Ivermectin and Government Mendacity

Ivermectin and Government Mendacity. By Karl Denninger.

On May 7th, 1915 a German U-boat torpedoed and sank the RMS Lusitania. 1,195 people died, including 128 Americans. Germany had warned that it was going to sink these ships, including the Lusitania specifically in a newspaper advertisement as they claimed to have evidence they were illegally transporting goods of War between the US and Britain. Britain was at war; the US was not.

We had every right to transit the seas for peaceful purpose but supplying a combatant with weapons and other goods of war does not fall into the realm of “peaceful purposes.” Our government claimed there were no munition on that ship and that Germany murdered nearly 1,200 people, including Americans. The British government claimed the same. About two years later the US would enter the war, in no small part because of the sinking of that ship (among others).

For a hundred years the British government continued to maintain the lie that there were no munitions aboard the ship. But there were. We know that conclusively now as technological advancements have allowed it to be dived upon even though the British government “forbade” it. The presence of unexploded munitions, still there and recovered, destroyed that lie.

Both British and American governments acted together to cover up that lie for a hundred years. … The recovery of things that the US and British claimed were not on board is enough standing alone to prove they were both lying through their teeth and, like it or not, that ship was a legitimate military target. …

Think that’s the only time?
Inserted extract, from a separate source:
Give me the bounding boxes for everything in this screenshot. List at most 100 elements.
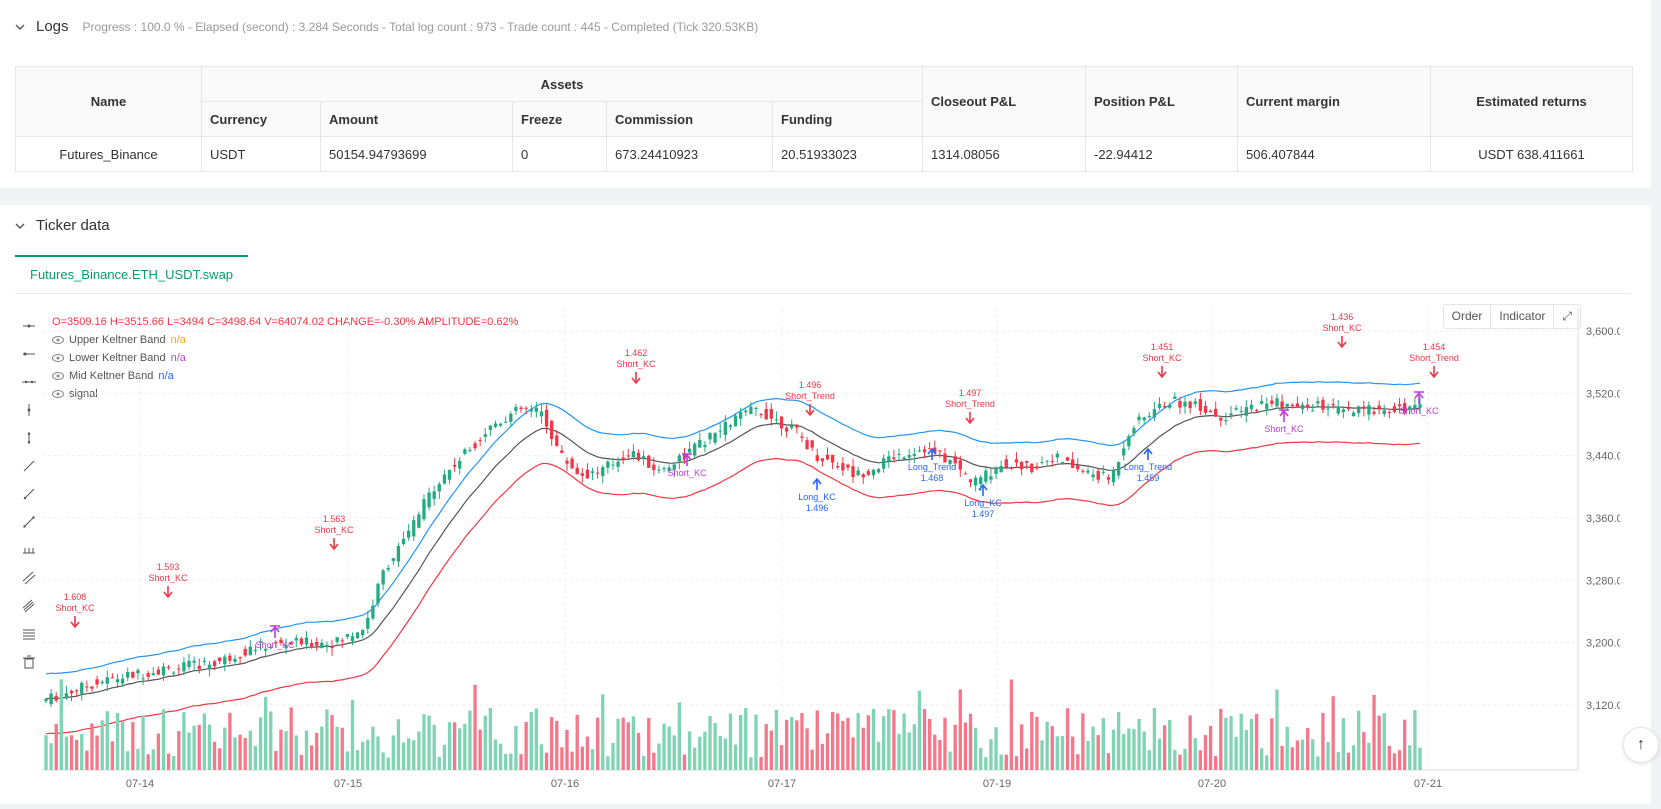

You’re joking, right? …

The ivermectin scandal:

By [northern] summer, when the first trials were about to start, we had extremely strong scientific evidence that Ivermectin not only worked to treat Covid-19 but was also effective as a prophylaxis. …

But the government and drug companies, hell-bent to get their approval, refused to fund or even look at the studies being done elsewhere and in fact to this very day the NIH “official guidelines” recommend against it in other than a formal clinical trial.

Why didn’t the NIH fund a large-scale trial in April? Because it’s an off-patent medication that costs about as much as aspirin, that’s why, and despite three decades of use in both humans and animals and a known safety record there’s no money to be made. Thus no private group will spend the money and the government’s so-called “National Institute of Health” refused to do so. …

While said studies are in process, which only governments will ever undertake, refusing to allow the public to use such repurposed drugs with informed consent at their option is outrageous and flatly unsupportable. Indeed to this day the NIH and FDA both recommend against this drug, without evidence, except in clinical trials which they themselves refuse to run!

Simply put the evidence is that we shoved over 150,000 American in the hole since summer by refusing to use this cheap and widely-available medication — a medication you can buy enough of, with a retail mark-up, for about $4 in sufficient quantity to treat a horse. The data says it stops roughly 90% of infections — equal in effectiveness to a vaccine but available six months ago in quantity, not somewhere down the road without a full set of testing.

Ivermectin is readily available for animals however:

“Keep it in the freezer to extend its life and calculate your doseage from your weight. Given that long half-life of 18 hours, daily dosing should do it.”